The reactions were timid and almost impromptu (or so it seemed) was Bentley’s attempt to further appeal to his audience, which, he assumed, was made up solely of Christians; in fact, he said that if they were Christian (“they have been saved,” “were filled with the Holy Spirit” as he put it, perhaps galvanized by his standing behind a pulpit), then they were his brothers and sisters, and prompted whomever wasn’t (Christian) to become one. Bentley-the deacon and Sunday school teacher for over thirty years in Tuscaloosa wanted them to be his brothers and sisters, he remarked, as to show the extent of his Christian love. This conditional love and equality (this blind, yet equalizing love, at one condition) he offered to the audience as well as his attempt to show he’s no racist, speaks volume of his reactionary beliefs and, I hope to be disproved, his future policies.

Gov. Bentley said he visited Martin Luther King’s office downstairs from the sanctuary; when asked if he wanted to sit in his chair, he refused. I’m glad he did. As I’m glad he said Dr. King was one of the greatest men has ever lived in the United States and in the world. What the governor didn’t say was that his message, regardless of the importance of his presence at Dexter today, is quite different from the one of Dr. King. And I’m afraid no improvement in communication skills or public speaking will make it better.

Unfortunately, Gov. Bentley’s strain of Christianity admits only the saved ones in the graces of the Lord—and for all that matters, in the land of Alabama. This was not the message of Dr. King who was accepting of people of all races and religions. Dr. King was fighting for economic equality before he got shot. He wanted to eliminate poverty in the United States. He dreamed a dream that resonated since then throughout the entire world, still speaks to peoples of different upbringings and walks of life because of its universal message of peace, tolerance and solidarity. Dr. King rejected violence; like the vicious ones of the many killings and lynching and assassinations (too many) that occurred all over the South up until the 1990s (too recent), most of which are still, to this day, unsolved. Those martyrs who are remembered at the Civil Rights Memorial on Washington.

I understand that a message of unity is important for Alabamians; as an outsider, I want to believe that many people of goodwill have tried to heal social scars, perhaps through reconciliatory politics. Bentley said he will be the governor of all Alabamians. I doubt you can do that in a state where social inequality is so tangible.

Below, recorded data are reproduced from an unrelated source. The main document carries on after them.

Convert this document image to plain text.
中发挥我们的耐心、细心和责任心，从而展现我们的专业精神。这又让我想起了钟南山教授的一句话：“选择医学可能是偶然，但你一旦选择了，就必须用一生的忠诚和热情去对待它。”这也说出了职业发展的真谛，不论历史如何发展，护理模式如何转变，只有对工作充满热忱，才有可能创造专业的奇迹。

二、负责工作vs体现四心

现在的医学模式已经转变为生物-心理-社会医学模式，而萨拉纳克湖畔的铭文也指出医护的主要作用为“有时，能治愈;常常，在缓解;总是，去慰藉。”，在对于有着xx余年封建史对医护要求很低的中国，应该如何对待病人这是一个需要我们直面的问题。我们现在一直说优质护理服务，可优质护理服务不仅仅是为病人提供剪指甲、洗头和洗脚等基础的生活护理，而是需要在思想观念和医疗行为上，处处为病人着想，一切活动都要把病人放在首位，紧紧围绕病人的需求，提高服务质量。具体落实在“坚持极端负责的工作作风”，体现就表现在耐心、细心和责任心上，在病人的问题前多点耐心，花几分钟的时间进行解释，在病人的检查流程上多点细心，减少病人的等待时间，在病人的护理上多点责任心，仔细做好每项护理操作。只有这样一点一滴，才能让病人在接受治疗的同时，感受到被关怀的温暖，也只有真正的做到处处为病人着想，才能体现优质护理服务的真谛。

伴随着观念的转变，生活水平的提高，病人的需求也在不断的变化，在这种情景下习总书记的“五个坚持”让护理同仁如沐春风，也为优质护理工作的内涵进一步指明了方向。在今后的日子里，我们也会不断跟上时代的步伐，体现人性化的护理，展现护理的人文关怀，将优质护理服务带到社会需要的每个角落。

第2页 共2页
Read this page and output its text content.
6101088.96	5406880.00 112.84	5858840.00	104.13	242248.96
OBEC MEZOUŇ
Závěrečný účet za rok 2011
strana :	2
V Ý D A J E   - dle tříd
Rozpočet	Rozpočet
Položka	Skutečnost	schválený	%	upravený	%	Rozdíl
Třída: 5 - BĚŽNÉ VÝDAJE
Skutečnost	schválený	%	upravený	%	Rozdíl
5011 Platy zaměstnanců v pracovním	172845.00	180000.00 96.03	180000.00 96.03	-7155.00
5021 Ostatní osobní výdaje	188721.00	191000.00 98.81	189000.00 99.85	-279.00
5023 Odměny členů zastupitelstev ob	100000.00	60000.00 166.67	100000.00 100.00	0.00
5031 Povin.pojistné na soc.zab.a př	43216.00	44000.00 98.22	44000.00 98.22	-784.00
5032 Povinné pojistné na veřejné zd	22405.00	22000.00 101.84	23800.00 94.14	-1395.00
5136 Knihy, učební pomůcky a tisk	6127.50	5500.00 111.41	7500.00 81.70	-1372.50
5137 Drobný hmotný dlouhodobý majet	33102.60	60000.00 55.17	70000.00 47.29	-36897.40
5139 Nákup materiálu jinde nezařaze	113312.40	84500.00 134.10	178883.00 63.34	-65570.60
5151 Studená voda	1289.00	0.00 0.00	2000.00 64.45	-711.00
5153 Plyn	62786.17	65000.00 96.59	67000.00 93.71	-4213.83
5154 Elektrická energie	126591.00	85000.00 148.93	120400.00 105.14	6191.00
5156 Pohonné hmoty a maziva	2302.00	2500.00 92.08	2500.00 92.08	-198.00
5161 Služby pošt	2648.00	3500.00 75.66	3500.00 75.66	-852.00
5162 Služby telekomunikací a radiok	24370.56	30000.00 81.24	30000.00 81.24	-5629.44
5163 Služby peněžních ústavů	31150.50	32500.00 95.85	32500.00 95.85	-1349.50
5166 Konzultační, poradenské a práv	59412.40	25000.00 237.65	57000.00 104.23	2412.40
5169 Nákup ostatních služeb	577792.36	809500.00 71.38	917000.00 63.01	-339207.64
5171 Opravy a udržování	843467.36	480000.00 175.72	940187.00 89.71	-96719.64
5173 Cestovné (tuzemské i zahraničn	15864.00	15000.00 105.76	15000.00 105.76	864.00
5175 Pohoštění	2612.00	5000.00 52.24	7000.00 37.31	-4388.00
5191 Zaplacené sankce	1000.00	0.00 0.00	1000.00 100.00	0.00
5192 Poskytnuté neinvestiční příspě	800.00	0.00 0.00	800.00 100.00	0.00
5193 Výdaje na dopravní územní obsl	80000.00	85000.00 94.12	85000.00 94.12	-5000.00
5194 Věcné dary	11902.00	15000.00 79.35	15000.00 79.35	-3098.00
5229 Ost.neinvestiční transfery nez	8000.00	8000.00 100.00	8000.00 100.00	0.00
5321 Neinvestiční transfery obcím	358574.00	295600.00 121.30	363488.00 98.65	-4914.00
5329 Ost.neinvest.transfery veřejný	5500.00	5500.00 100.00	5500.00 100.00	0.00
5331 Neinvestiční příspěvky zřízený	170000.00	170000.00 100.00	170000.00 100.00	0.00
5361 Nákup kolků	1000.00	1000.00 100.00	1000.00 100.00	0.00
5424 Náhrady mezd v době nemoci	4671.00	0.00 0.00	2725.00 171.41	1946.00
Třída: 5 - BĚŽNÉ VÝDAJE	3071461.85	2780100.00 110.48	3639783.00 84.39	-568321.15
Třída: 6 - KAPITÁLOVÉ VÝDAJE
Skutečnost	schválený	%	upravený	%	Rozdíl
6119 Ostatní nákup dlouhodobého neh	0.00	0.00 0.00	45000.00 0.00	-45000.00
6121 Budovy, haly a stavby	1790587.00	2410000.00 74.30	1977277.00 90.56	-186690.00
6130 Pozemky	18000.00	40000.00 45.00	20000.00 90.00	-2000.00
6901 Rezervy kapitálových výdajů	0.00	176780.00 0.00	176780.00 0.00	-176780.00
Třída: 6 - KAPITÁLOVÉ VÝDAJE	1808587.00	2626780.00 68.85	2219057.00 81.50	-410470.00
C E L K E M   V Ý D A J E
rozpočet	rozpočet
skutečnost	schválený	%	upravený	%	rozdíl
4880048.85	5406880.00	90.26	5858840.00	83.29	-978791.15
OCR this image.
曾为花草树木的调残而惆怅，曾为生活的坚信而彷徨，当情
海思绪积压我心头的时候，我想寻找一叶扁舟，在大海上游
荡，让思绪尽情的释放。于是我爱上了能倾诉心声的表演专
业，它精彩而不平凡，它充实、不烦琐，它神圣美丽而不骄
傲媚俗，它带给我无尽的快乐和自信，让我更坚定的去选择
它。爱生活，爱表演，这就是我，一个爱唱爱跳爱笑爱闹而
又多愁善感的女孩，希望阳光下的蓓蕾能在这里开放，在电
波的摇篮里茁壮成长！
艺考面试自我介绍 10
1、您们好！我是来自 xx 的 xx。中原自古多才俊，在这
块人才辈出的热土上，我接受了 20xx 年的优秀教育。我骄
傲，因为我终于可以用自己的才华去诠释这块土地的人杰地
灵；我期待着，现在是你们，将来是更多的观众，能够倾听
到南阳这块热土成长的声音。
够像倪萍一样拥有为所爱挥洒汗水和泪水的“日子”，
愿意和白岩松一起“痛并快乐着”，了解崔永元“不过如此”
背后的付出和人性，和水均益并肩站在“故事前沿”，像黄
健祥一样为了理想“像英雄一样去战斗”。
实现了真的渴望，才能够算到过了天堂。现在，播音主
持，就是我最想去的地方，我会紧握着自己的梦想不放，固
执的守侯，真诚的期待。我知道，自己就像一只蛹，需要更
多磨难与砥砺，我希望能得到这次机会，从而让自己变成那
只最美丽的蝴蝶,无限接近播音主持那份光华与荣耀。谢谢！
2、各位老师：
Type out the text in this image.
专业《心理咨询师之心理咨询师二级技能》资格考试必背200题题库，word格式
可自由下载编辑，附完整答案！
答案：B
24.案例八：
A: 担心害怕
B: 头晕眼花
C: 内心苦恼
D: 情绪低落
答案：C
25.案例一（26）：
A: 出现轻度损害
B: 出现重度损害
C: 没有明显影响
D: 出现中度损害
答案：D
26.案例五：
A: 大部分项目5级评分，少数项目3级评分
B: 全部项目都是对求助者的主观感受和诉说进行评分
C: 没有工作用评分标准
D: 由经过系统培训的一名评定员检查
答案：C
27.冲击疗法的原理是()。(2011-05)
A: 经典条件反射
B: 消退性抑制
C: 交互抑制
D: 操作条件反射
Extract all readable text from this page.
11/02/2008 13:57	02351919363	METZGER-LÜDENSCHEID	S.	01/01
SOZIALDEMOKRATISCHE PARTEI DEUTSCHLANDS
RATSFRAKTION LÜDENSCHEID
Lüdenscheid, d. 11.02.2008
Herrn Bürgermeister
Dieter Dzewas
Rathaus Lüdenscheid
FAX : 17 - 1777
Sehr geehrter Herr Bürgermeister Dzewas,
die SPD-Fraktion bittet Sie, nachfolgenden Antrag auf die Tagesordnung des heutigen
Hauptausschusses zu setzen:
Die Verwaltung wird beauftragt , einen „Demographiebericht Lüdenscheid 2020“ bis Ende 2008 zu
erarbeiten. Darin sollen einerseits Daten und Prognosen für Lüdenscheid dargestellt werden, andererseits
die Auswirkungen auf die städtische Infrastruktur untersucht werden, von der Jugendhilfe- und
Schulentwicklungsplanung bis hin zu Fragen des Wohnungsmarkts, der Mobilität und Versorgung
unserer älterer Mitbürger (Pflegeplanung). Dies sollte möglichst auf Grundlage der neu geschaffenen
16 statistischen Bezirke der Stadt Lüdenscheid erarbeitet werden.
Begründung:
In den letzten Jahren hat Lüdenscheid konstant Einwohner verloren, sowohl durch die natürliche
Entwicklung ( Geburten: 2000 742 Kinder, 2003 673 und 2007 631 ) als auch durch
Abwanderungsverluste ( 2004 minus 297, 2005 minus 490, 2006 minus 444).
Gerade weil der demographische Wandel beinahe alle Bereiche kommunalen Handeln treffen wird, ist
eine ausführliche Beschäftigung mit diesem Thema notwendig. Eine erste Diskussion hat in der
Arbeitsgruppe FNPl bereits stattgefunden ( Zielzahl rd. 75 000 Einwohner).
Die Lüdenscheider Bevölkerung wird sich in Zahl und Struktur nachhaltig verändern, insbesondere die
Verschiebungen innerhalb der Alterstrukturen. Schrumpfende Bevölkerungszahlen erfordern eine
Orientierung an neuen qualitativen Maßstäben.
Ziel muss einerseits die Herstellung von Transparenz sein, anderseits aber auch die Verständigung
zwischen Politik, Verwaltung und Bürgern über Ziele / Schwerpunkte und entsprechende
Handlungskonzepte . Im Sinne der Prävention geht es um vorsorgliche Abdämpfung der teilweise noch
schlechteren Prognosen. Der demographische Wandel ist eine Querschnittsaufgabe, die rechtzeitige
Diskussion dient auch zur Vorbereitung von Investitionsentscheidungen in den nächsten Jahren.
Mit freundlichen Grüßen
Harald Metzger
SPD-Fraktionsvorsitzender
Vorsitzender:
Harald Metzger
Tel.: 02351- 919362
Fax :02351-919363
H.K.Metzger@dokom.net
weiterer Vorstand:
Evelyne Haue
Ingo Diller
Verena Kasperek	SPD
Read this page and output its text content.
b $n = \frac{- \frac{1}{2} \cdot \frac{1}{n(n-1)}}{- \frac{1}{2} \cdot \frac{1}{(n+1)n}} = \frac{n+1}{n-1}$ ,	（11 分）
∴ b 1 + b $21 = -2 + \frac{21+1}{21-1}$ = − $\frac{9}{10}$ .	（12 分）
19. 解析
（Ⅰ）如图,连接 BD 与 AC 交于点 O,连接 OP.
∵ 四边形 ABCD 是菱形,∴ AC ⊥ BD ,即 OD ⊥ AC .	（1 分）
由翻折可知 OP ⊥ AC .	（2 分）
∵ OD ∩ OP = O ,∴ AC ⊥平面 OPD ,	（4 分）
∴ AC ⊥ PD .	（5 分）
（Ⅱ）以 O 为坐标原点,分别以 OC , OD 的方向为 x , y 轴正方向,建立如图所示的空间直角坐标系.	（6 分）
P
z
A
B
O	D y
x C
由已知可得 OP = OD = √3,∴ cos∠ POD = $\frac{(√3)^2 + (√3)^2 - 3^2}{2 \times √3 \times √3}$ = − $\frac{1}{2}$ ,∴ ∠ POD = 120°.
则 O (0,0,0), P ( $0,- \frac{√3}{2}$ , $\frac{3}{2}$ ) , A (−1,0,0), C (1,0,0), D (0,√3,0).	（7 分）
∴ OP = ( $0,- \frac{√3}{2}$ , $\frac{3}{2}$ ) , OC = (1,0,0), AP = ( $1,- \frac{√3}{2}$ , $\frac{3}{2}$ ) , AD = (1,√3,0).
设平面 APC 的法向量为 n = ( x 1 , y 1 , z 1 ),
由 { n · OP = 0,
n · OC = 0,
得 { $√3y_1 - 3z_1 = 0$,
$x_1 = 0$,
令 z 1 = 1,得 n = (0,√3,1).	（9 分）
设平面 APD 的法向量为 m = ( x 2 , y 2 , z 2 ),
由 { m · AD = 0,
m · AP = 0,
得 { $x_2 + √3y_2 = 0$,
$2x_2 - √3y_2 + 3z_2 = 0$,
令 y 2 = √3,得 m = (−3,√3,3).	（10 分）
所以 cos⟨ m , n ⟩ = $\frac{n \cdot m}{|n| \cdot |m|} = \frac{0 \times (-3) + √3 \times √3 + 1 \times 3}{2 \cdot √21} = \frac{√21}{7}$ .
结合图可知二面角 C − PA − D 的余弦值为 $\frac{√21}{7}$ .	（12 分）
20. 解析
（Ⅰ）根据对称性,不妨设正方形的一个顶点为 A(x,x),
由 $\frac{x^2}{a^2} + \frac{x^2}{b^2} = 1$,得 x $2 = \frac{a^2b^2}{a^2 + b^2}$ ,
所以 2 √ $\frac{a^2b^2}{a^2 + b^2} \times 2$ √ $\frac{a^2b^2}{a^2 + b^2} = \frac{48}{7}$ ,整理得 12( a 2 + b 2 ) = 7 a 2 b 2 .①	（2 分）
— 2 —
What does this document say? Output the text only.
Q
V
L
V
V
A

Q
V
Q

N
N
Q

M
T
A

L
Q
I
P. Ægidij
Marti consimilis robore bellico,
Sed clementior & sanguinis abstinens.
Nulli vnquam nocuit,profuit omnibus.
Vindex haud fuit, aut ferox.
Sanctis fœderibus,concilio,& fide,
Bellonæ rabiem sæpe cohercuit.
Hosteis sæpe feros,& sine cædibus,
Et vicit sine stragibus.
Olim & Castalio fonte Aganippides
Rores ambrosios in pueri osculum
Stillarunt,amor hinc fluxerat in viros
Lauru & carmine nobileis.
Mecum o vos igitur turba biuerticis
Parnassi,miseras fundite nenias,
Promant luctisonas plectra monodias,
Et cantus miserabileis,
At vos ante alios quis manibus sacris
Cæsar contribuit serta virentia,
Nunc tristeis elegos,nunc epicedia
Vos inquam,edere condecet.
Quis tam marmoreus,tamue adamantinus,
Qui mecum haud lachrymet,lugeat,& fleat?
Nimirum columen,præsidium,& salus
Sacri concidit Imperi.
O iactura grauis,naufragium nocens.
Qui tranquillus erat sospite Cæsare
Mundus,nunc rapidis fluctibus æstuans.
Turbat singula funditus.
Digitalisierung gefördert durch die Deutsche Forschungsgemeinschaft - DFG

I hope Gov. Bentley won’t forget the children of his state, their health and education. I hope he will be reminded, instead, that counties are different in Alabama and that different communities have different needs. Some definitely more urgent than others. They are not all the same as the governor suggested today, and his attention to them shouldn’t be equal. Because, as Dr. King wrote from a jail in Birmingham in 1963, “injustice anywhere is a threat to justice everywhere.” So it won’t be by protecting the privileges of the few (chosen Christians) that we’re making this state and the world a safer place.

As his first public appearance as Governor, Bentley did anything but impress me. The Black woman who was sitting next to me in church asked me if I could email her the pictures of the governor (she had forgotten her camera, she said), even offered me money for the photo. I hope Gov. Bentley won’t disappoint her too much after all.